And with that, more of your news:
Unfortunately, we should also add another person to the list of people who have died in police custody in our state, a Raleigh man passed away last night.
Rockingham County, namely Eden, is facing a huge loss of jobs, as the MillerCoors plant shuts down, taking at least 500 jobs with it. It may also strip other distributors and manufacturers of products for the plant of their jobs as well. Economic development and other officials in the county had celebrated victories in attracting other plants, and there’s another plant coming that could replace a significant number of those jobs.

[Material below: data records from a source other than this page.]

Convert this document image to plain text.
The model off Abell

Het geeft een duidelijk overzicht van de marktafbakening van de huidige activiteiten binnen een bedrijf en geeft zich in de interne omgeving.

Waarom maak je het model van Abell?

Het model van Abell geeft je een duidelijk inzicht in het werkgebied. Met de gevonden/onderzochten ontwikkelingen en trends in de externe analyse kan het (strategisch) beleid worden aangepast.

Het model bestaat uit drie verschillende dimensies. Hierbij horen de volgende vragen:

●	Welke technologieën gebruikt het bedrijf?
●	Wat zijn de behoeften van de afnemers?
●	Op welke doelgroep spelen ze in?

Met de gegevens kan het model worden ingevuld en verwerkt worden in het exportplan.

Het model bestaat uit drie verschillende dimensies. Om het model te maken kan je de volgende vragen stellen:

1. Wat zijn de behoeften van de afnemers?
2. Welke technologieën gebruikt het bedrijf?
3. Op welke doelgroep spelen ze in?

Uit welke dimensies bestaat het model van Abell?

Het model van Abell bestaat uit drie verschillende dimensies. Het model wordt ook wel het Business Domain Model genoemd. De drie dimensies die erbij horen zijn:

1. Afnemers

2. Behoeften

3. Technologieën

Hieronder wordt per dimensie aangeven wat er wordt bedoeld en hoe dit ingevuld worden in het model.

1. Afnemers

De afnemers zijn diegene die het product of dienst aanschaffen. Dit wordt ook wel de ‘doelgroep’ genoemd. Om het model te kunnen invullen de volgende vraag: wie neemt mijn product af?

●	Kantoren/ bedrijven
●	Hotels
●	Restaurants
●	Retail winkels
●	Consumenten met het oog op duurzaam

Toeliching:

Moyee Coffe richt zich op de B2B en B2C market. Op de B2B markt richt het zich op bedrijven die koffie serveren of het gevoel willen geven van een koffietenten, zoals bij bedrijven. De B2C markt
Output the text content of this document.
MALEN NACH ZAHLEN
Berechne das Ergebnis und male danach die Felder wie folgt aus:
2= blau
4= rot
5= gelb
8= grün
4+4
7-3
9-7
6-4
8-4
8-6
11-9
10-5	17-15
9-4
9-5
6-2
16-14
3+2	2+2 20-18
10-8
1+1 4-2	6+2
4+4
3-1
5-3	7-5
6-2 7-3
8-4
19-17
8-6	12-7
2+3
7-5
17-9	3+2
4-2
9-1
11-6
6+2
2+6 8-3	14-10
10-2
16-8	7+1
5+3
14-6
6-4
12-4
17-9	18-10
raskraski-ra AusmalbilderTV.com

Also leaving Rockingham County, the coal ash around the Dan River, that Duke Energy is ready and willing to move this fall, pending it has an approved place to take it.
Winston-Salem employees and police could lose their jobs if they are in a car crash in their city-issued vehicles.
Also in Winston-Salem, several school buses were chopped up on the inside, that is $50,000 worth of slashed seats across 17 buses.
A man in Forsyth County claims the state Department of Transportation chopped up and now needs to fix his driveway.
One of the major campaign issues in Asheville, raising local taxes.
And if you are in Charlotte, don’t forget to vote in your primary! Often municipal elections are decided on primary day, versus the regular election day.
Forbes magazine values the Carolina Panthers at $1.56 billion. No surprise, it is a major sports team after all.
There are more apartments in Charlotte, however they are also still really expensive.
Some federal money for foreclosure prevention will run out next year, which also won’t help folks trying to keep a roof over their heads. Meanwhile, people seem to have no trouble buying homes in Brunswick County. People are also moving to Apex, near Raleigh, due to its vibrant downtown.
A tree in Wilmington will cost $20,000 to remove. It’s that massive and is also on both private and city property. The city wants it off their property.
Bladen County is closing 3 of its 13 public schools.
And finally, in the wake of the shut down of High Point’s human relations commission, the fair housing program is also at risk.